Yeah, I have SO many rescue animals, it’s hard to explain to normal people. Multiple dogs with all sorts of problems, a few parrots, an angry hedgehog, two cats, and my vet’s first call to foster (almost anything). They are all well taken care of and clean but there’s a… smell.
I’m also holding Balthazar, a bark scorpion, against his will for invading Pretty Kitty Pepper’s land. Balthazar is kept well and fed a steady diet of pinheads. When he eats, it looks like a dot matrix printer in reverse. That’s the one creature in the house most people freak out about the most, but they would all be wise to fear the parrots.
Pretty Kitty Pepper for reference

Hmmm. I have a cat and an 8yo ADHD boy.
There’s a smell, and stuff everywhere. So yeah, you get it. I don’t live in a barn, but it sure does feel like it some days.
Yeah routine self-management/self-care is something many people are looking for in a partner. At a minimum. Good on you for knowing. I actually live alone now, and I find those things are much easier to take care of without someone else’s clutter adding to the cacophony. Also, where things used to pile up I use baskets.
I need more baskets
Don’t fall for it ppl! This is just the AI wanting more samples to detect, know and reproduce our voices.
This is why I just burp into the phone until I know I’m talking to a real person.
Oof, that’s at least 1/4 of USA just OUT
Good. There’s too many of us.
reading books to each other is an amazing pastime.
pastime
keep reading those books
I don’t see the problem…?
They edited the post from pass time to pastime after my comment.

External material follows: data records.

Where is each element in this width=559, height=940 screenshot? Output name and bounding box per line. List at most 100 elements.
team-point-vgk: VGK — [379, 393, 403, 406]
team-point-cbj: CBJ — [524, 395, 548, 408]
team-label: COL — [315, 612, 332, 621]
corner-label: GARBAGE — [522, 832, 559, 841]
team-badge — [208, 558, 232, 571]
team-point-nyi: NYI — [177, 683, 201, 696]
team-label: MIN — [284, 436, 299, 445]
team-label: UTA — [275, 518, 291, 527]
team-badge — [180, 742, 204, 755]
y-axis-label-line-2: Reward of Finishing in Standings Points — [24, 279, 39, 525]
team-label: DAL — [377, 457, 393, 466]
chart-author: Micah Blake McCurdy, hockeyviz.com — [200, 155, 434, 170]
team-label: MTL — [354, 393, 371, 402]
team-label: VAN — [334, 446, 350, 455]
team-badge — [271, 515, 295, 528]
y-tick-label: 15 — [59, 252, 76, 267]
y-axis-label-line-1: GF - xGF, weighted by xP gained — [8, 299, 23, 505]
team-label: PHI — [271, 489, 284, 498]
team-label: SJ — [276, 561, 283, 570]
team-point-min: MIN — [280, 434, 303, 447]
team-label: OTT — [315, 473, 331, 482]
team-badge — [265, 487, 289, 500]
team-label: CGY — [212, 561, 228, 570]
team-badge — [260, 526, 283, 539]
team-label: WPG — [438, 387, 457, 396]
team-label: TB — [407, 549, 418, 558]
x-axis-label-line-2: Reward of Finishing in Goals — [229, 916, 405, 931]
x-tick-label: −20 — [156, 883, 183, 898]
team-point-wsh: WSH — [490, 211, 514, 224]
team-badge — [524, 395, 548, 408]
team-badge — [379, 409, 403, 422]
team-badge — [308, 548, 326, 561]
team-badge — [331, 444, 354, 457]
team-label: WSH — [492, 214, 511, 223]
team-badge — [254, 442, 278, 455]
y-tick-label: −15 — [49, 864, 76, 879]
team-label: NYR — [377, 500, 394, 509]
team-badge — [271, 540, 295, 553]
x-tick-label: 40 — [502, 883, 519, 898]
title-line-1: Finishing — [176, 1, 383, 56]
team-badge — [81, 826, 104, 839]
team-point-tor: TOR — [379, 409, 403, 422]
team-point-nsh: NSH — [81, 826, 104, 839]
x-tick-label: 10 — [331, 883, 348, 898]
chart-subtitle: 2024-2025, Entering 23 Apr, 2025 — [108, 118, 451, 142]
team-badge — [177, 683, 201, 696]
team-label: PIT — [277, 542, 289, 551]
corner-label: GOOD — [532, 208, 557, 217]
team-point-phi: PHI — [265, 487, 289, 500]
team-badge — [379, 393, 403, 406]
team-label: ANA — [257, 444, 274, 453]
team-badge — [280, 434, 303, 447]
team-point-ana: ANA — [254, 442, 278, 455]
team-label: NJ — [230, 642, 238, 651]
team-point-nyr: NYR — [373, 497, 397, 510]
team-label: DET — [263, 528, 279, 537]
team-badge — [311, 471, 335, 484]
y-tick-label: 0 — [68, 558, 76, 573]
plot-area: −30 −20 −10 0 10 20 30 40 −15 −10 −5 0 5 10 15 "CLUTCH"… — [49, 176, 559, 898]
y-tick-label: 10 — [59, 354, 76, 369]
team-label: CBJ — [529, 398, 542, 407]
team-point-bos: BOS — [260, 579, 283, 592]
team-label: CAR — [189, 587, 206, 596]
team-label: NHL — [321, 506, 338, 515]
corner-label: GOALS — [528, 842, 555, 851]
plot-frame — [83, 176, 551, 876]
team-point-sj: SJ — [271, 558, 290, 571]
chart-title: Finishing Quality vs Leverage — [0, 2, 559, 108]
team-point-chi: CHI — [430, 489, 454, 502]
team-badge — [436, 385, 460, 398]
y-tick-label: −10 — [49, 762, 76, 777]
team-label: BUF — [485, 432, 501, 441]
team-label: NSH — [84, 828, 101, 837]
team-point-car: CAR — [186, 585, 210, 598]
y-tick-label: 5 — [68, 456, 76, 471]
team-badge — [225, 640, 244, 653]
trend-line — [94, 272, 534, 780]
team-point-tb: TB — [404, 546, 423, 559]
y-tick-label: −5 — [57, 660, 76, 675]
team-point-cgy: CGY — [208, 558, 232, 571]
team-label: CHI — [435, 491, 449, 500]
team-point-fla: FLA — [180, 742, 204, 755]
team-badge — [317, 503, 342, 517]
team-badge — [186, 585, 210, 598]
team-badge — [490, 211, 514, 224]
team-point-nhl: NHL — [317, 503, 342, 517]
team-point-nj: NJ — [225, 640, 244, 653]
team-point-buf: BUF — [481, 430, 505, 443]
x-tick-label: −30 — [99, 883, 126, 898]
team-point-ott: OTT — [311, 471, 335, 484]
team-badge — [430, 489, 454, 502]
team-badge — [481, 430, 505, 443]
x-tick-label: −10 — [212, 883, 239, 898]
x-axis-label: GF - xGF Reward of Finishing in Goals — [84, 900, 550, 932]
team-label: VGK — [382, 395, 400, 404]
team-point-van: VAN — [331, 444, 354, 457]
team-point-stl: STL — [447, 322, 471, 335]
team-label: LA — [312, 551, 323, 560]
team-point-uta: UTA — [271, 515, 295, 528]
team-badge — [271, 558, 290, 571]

Oh. I took your “pastime” as a quote, not a correction.
i Swype type on my phone
i really hope I’m smarter irl
Until its me where my fiancée always wants me to read to her while she falls asleep but I CANT RED OUTLOUD AND UNDERSTAND WHATS GOING ON AND SHE INTERRUPTS ME WOTH “HUH? WHOS THAT? WHY DID SHE DO THAT? WAS THIS WRITTEN BY A MAN??”
William Gaddis, The Recognitions, has been a trip so far
Although I recommend it, It is obvious it isn’t for everyone.
I’m sure your fiancée appreciated it.
Read? … what kind of pervert are you?
Here’s a very horny variant of this idea (no idea how it counts as SFW by Youtube standards)
The Very Hungry Caterpillar, by Eric Carle…
My issues prevent me from being able to read allowed without sounding stupid. But otherwise I read a few books a week, so are we sure this is evidence?
…“aren’t”. What’s “ain’t” a contraction of, exactly?
I agree with the sentiment though.
Ain’t has been around since 1749, with an’t and in’t preceding it. It seems to have always been associated with the common people, and familiar/colloquial talk. Dickens used it a lot for that reason.
Aren’t to an’t makes perfect sense among people who don’t pronounce their rs like certain Brits (non-rhotic).
And isn’t to in’t, and haven’t/hasn’t to hasn’t are certainly no more difficult elisions to understand than Worcestershire or Cholmondly, although those have kept their spelling because they’re names.
AI not. Ain’t.
Snicker. :)
In fairness they never said they ain’t stupid, they want to know if who they’re messaging isn’t stupid.